Kevin e Jonathan sono due ragazzi molto semplici ed educati che amano condurre una vita semplice anche se non disdegnano di tanto in tanto uscire con i loro amici. I gemelli amano gareggiare molto nei meeting all’estero (Jonathan ha vinto recentemente al meeting di Montecarlo battendo Kirani James, campione del mondo a Daegu e fresco campione olimpico a Londra con un clamoroso 43”94). Vorremmo vedere più spesso anche gli atleti italiani gareggiare con più frequenza all’estero e confrontarsi nei grandi meeting.  

Agli ultimi Europei di Helsinki hanno vinto il titolo europeo della 4×400 e visto illivello non eccelso dei quattrocentisti americani alle Olimpiadi di Londra il piccolo Belgio potrebbe sognare una medaglia olimpica dopo il quinto posto a Daegu.
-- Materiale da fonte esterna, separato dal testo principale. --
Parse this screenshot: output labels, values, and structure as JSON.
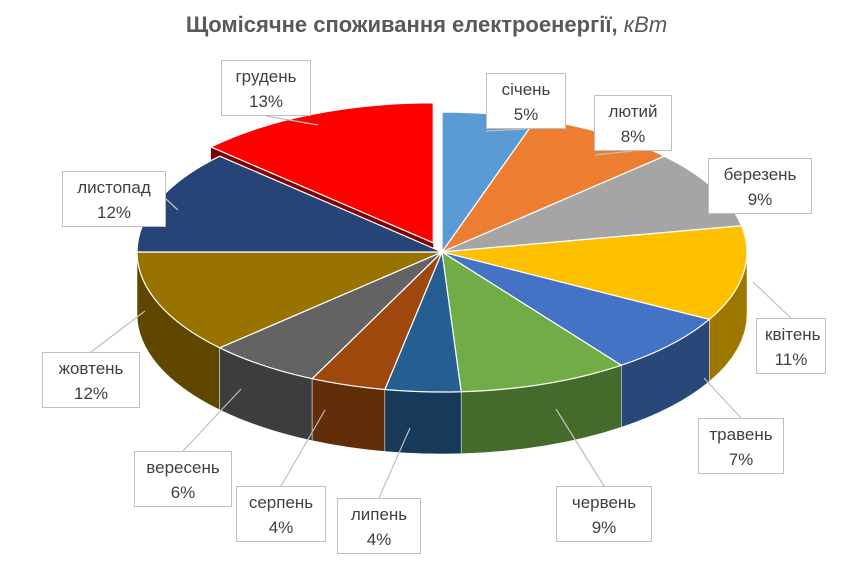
{
  "chart_data": {
    "type": "pie",
    "title": "Щомісячне споживання електроенергії,",
    "title_unit": "кВт",
    "categories": [
      "січень",
      "лютий",
      "березень",
      "квітень",
      "травень",
      "червень",
      "липень",
      "серпень",
      "вересень",
      "жовтень",
      "листопад",
      "грудень"
    ],
    "values": [
      5,
      8,
      9,
      11,
      7,
      9,
      4,
      4,
      6,
      12,
      12,
      13
    ],
    "value_labels": [
      "5%",
      "8%",
      "9%",
      "11%",
      "7%",
      "9%",
      "4%",
      "4%",
      "6%",
      "12%",
      "12%",
      "13%"
    ],
    "colors": [
      "#5B9BD5",
      "#ED7D31",
      "#A5A5A5",
      "#FFC000",
      "#4472C4",
      "#70AD47",
      "#255E91",
      "#9E480E",
      "#636363",
      "#997300",
      "#264478",
      "#FF0000"
    ],
    "exploded": "грудень",
    "style": "3d-exploded",
    "legend": "none"
  }
}
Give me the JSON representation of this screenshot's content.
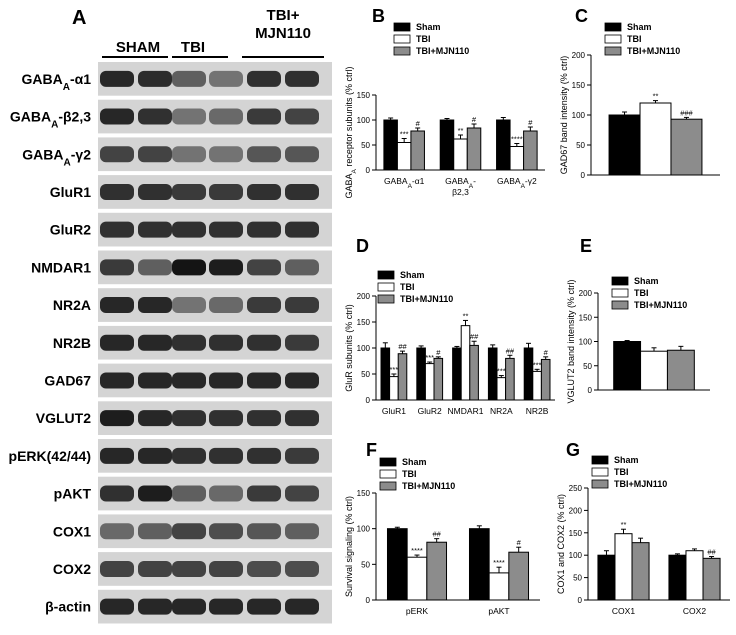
{
  "figure": {
    "blot": {
      "letter": "A",
      "groups": [
        "SHAM",
        "TBI",
        "TBI+\nMJN110"
      ],
      "rows": [
        {
          "label": "GABA",
          "sub": "A",
          "suffix": "-α1"
        },
        {
          "label": "GABA",
          "sub": "A",
          "suffix": "-β2,3"
        },
        {
          "label": "GABA",
          "sub": "A",
          "suffix": "-γ2"
        },
        {
          "label": "GluR1",
          "sub": "",
          "suffix": ""
        },
        {
          "label": "GluR2",
          "sub": "",
          "suffix": ""
        },
        {
          "label": "NMDAR1",
          "sub": "",
          "suffix": ""
        },
        {
          "label": "NR2A",
          "sub": "",
          "suffix": ""
        },
        {
          "label": "NR2B",
          "sub": "",
          "suffix": ""
        },
        {
          "label": "GAD67",
          "sub": "",
          "suffix": ""
        },
        {
          "label": "VGLUT2",
          "sub": "",
          "suffix": ""
        },
        {
          "label": "pERK(42/44)",
          "sub": "",
          "suffix": ""
        },
        {
          "label": "pAKT",
          "sub": "",
          "suffix": ""
        },
        {
          "label": "COX1",
          "sub": "",
          "suffix": ""
        },
        {
          "label": "COX2",
          "sub": "",
          "suffix": ""
        },
        {
          "label": "β-actin",
          "sub": "",
          "suffix": ""
        }
      ],
      "band_intensity": [
        [
          0.85,
          0.82,
          0.55,
          0.45,
          0.8,
          0.8
        ],
        [
          0.85,
          0.8,
          0.45,
          0.5,
          0.75,
          0.7
        ],
        [
          0.7,
          0.7,
          0.45,
          0.45,
          0.6,
          0.6
        ],
        [
          0.8,
          0.8,
          0.75,
          0.75,
          0.8,
          0.8
        ],
        [
          0.8,
          0.8,
          0.8,
          0.8,
          0.8,
          0.8
        ],
        [
          0.75,
          0.55,
          0.95,
          0.9,
          0.7,
          0.55
        ],
        [
          0.85,
          0.85,
          0.45,
          0.5,
          0.75,
          0.75
        ],
        [
          0.85,
          0.85,
          0.8,
          0.8,
          0.8,
          0.75
        ],
        [
          0.85,
          0.85,
          0.85,
          0.85,
          0.85,
          0.85
        ],
        [
          0.9,
          0.85,
          0.8,
          0.8,
          0.8,
          0.8
        ],
        [
          0.85,
          0.85,
          0.8,
          0.8,
          0.8,
          0.75
        ],
        [
          0.8,
          0.9,
          0.55,
          0.5,
          0.75,
          0.7
        ],
        [
          0.5,
          0.55,
          0.7,
          0.65,
          0.6,
          0.55
        ],
        [
          0.7,
          0.7,
          0.7,
          0.7,
          0.65,
          0.65
        ],
        [
          0.85,
          0.85,
          0.85,
          0.85,
          0.85,
          0.85
        ]
      ]
    },
    "legend_colors": {
      "Sham": "#000000",
      "TBI": "#ffffff",
      "TBI+MJN110": "#8c8c8c"
    },
    "star": "*"
  },
  "chart_data": [
    {
      "panel": "B",
      "type": "bar",
      "ylabel_parts": [
        "GABA",
        "A",
        " receptor subunits (% ctrl)"
      ],
      "ylim": [
        0,
        150
      ],
      "yticks": [
        0,
        50,
        100,
        150
      ],
      "legend": [
        "Sham",
        "TBI",
        "TBI+MJN110"
      ],
      "legend_placement": "top",
      "categories": [
        {
          "label": "GABA",
          "sub": "A",
          "suffix": "-α1",
          "line2": ""
        },
        {
          "label": "GABA",
          "sub": "A",
          "suffix": "-",
          "line2": "β2,3"
        },
        {
          "label": "GABA",
          "sub": "A",
          "suffix": "-γ2",
          "line2": ""
        }
      ],
      "series": [
        {
          "name": "Sham",
          "values": [
            100,
            100,
            100
          ],
          "err": [
            4,
            3,
            5
          ],
          "marks": [
            "",
            "",
            ""
          ]
        },
        {
          "name": "TBI",
          "values": [
            55,
            62,
            47
          ],
          "err": [
            8,
            8,
            6
          ],
          "marks": [
            "***",
            "**",
            "****"
          ]
        },
        {
          "name": "TBI+MJN110",
          "values": [
            78,
            84,
            78
          ],
          "err": [
            6,
            8,
            8
          ],
          "marks": [
            "#",
            "#",
            "#"
          ]
        }
      ]
    },
    {
      "panel": "C",
      "type": "bar",
      "ylabel_parts": [
        "GAD67 band intensity (% ctrl)"
      ],
      "ylim": [
        0,
        200
      ],
      "yticks": [
        0,
        50,
        100,
        150,
        200
      ],
      "legend": [
        "Sham",
        "TBI",
        "TBI+MJN110"
      ],
      "legend_placement": "top",
      "categories": [
        {
          "label": "",
          "sub": "",
          "suffix": "",
          "line2": ""
        }
      ],
      "series": [
        {
          "name": "Sham",
          "values": [
            100
          ],
          "err": [
            5
          ],
          "marks": [
            ""
          ]
        },
        {
          "name": "TBI",
          "values": [
            120
          ],
          "err": [
            4
          ],
          "marks": [
            "**"
          ]
        },
        {
          "name": "TBI+MJN110",
          "values": [
            93
          ],
          "err": [
            3
          ],
          "marks": [
            "###"
          ]
        }
      ]
    },
    {
      "panel": "D",
      "type": "bar",
      "ylabel_parts": [
        "GluR subunits (% ctrl)"
      ],
      "ylim": [
        0,
        200
      ],
      "yticks": [
        0,
        50,
        100,
        150,
        200
      ],
      "legend": [
        "Sham",
        "TBI",
        "TBI+MJN110"
      ],
      "legend_placement": "top-left",
      "categories": [
        {
          "label": "GluR1",
          "sub": "",
          "suffix": "",
          "line2": ""
        },
        {
          "label": "GluR2",
          "sub": "",
          "suffix": "",
          "line2": ""
        },
        {
          "label": "NMDAR1",
          "sub": "",
          "suffix": "",
          "line2": ""
        },
        {
          "label": "NR2A",
          "sub": "",
          "suffix": "",
          "line2": ""
        },
        {
          "label": "NR2B",
          "sub": "",
          "suffix": "",
          "line2": ""
        }
      ],
      "series": [
        {
          "name": "Sham",
          "values": [
            100,
            100,
            100,
            100,
            100
          ],
          "err": [
            10,
            4,
            3,
            6,
            9
          ],
          "marks": [
            "",
            "",
            "",
            "",
            ""
          ]
        },
        {
          "name": "TBI",
          "values": [
            45,
            70,
            143,
            43,
            55
          ],
          "err": [
            5,
            3,
            10,
            4,
            4
          ],
          "marks": [
            "***",
            "***",
            "**",
            "***",
            "***"
          ]
        },
        {
          "name": "TBI+MJN110",
          "values": [
            89,
            80,
            105,
            80,
            78
          ],
          "err": [
            5,
            3,
            8,
            6,
            5
          ],
          "marks": [
            "##",
            "#",
            "##",
            "##",
            "#"
          ]
        }
      ]
    },
    {
      "panel": "E",
      "type": "bar",
      "ylabel_parts": [
        "VGLUT2 band intensity (% ctrl)"
      ],
      "ylim": [
        0,
        200
      ],
      "yticks": [
        0,
        50,
        100,
        150,
        200
      ],
      "legend": [
        "Sham",
        "TBI",
        "TBI+MJN110"
      ],
      "legend_placement": "top",
      "categories": [
        {
          "label": "",
          "sub": "",
          "suffix": "",
          "line2": ""
        }
      ],
      "series": [
        {
          "name": "Sham",
          "values": [
            100
          ],
          "err": [
            2
          ],
          "marks": [
            ""
          ]
        },
        {
          "name": "TBI",
          "values": [
            80
          ],
          "err": [
            7
          ],
          "marks": [
            ""
          ]
        },
        {
          "name": "TBI+MJN110",
          "values": [
            82
          ],
          "err": [
            8
          ],
          "marks": [
            ""
          ]
        }
      ]
    },
    {
      "panel": "F",
      "type": "bar",
      "ylabel_parts": [
        "Survival signaling (% ctrl)"
      ],
      "ylim": [
        0,
        150
      ],
      "yticks": [
        0,
        50,
        100,
        150
      ],
      "legend": [
        "Sham",
        "TBI",
        "TBI+MJN110"
      ],
      "legend_placement": "top",
      "categories": [
        {
          "label": "pERK",
          "sub": "",
          "suffix": "",
          "line2": ""
        },
        {
          "label": "pAKT",
          "sub": "",
          "suffix": "",
          "line2": ""
        }
      ],
      "series": [
        {
          "name": "Sham",
          "values": [
            100,
            100
          ],
          "err": [
            2,
            4
          ],
          "marks": [
            "",
            ""
          ]
        },
        {
          "name": "TBI",
          "values": [
            60,
            38
          ],
          "err": [
            3,
            8
          ],
          "marks": [
            "****",
            "****"
          ]
        },
        {
          "name": "TBI+MJN110",
          "values": [
            81,
            67
          ],
          "err": [
            5,
            7
          ],
          "marks": [
            "##",
            "#"
          ]
        }
      ]
    },
    {
      "panel": "G",
      "type": "bar",
      "ylabel_parts": [
        "COX1 and COX2 (% ctrl)"
      ],
      "ylim": [
        0,
        250
      ],
      "yticks": [
        0,
        50,
        100,
        150,
        200,
        250
      ],
      "legend": [
        "Sham",
        "TBI",
        "TBI+MJN110"
      ],
      "legend_placement": "top-left",
      "categories": [
        {
          "label": "COX1",
          "sub": "",
          "suffix": "",
          "line2": ""
        },
        {
          "label": "COX2",
          "sub": "",
          "suffix": "",
          "line2": ""
        }
      ],
      "series": [
        {
          "name": "Sham",
          "values": [
            100,
            100
          ],
          "err": [
            10,
            3
          ],
          "marks": [
            "",
            ""
          ]
        },
        {
          "name": "TBI",
          "values": [
            148,
            110
          ],
          "err": [
            10,
            4
          ],
          "marks": [
            "**",
            ""
          ]
        },
        {
          "name": "TBI+MJN110",
          "values": [
            128,
            93
          ],
          "err": [
            10,
            4
          ],
          "marks": [
            "",
            "##"
          ]
        }
      ]
    }
  ]
}
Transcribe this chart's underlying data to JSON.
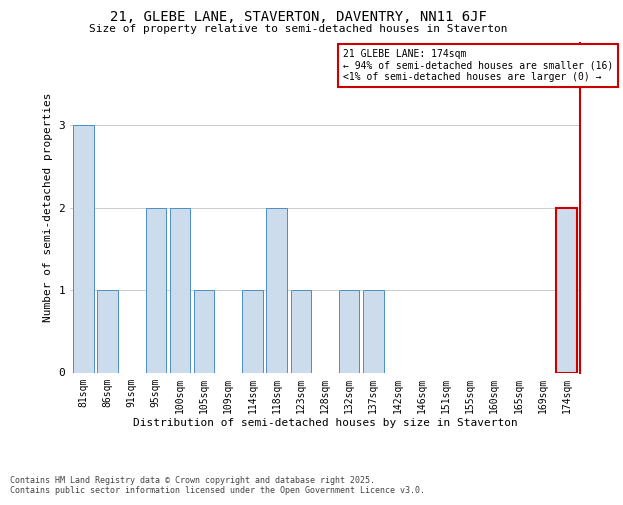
{
  "title1": "21, GLEBE LANE, STAVERTON, DAVENTRY, NN11 6JF",
  "title2": "Size of property relative to semi-detached houses in Staverton",
  "xlabel": "Distribution of semi-detached houses by size in Staverton",
  "ylabel": "Number of semi-detached properties",
  "categories": [
    "81sqm",
    "86sqm",
    "91sqm",
    "95sqm",
    "100sqm",
    "105sqm",
    "109sqm",
    "114sqm",
    "118sqm",
    "123sqm",
    "128sqm",
    "132sqm",
    "137sqm",
    "142sqm",
    "146sqm",
    "151sqm",
    "155sqm",
    "160sqm",
    "165sqm",
    "169sqm",
    "174sqm"
  ],
  "values": [
    3,
    1,
    0,
    2,
    2,
    1,
    0,
    1,
    2,
    1,
    0,
    1,
    1,
    0,
    0,
    0,
    0,
    0,
    0,
    0,
    2
  ],
  "bar_color": "#ccdcec",
  "bar_edge_color": "#4a90c4",
  "highlight_index": 20,
  "highlight_bar_edge_color": "#cc0000",
  "annotation_box_edge_color": "#cc0000",
  "annotation_text": "21 GLEBE LANE: 174sqm\n← 94% of semi-detached houses are smaller (16)\n<1% of semi-detached houses are larger (0) →",
  "annotation_fontsize": 7,
  "footer": "Contains HM Land Registry data © Crown copyright and database right 2025.\nContains public sector information licensed under the Open Government Licence v3.0.",
  "ylim": [
    0,
    4
  ],
  "yticks": [
    0,
    1,
    2,
    3
  ],
  "grid_color": "#cccccc",
  "title1_fontsize": 10,
  "title2_fontsize": 8,
  "ylabel_fontsize": 8,
  "xlabel_fontsize": 8,
  "tick_fontsize": 7,
  "footer_fontsize": 6
}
Il successo dell’atletica belga si può spiegare con l’entusiasmo genuino che riscontriamo ogni estate in occasione del Memorial Van Damme di Bruxelles, uno dei più grandi meeting di atletica del mondo per risultati tecnici e partecipazione popolare con il tutto esaurito annunciato con settimane di anticipo e 47000 spettatori fissi ogni anno. Proprio al Van Damme i due fratelli Borlée sono da alcuni anni tra i campioni più applauditi. Basti ricordare la standing ovation tributata ai due ragazzi durante il giro d’onore. Da pelle d’oca così come la festa d’addio celebrata in onore di Kim Gaevert nel giorno d’addio all’atletica della grande sprinter belga. Il Belgio non ha solo i due Borlée e la 4×400 ma anche la campionessa olimpica del salto in alto Tia Hellebaut, il decatleta Hans Van Alphen,vincitore al meeting delle prove multiple di Gotzis lo scorso Maggio. Dimostrazione di come si può fare atletica ad alto livello anche in un piccolo paese con tradizioni straordinarie nel cross e nel mezzofondo con nomi di campioni del passato come Gaston Roelants, il giardiniere di Lovanio Emil Puttemans, il grande Ivo Van Damme (argento olimpico negli 800 e nei 1500 a Montreal 1976 pochi mesi prima di morire in un tragico incidente stradale. Proprio dopo la morte di Ivo Van Damme un gruppo di giornalisti belgi guidati dall’attuale organizzatore del Memorial Van Damme decisero di dedicare il meeting di Bruxelles al compianto Van Damme. In Belgio ci sono altri appuntamenti come il cross di Dicembre di Bruxelles al Parco di Laeken vicino all’Atomium e altri meeting a Heusden Zolder e Liegi.

La storia dei Borlée è la dimostrazione che si può fare atletica divertendosi. In Italia i nostri atleti dovrebbero imparare a confrontarsi di più con i grandi campioni stranieri per essere più competivi anche nelle grandi manifestazioni.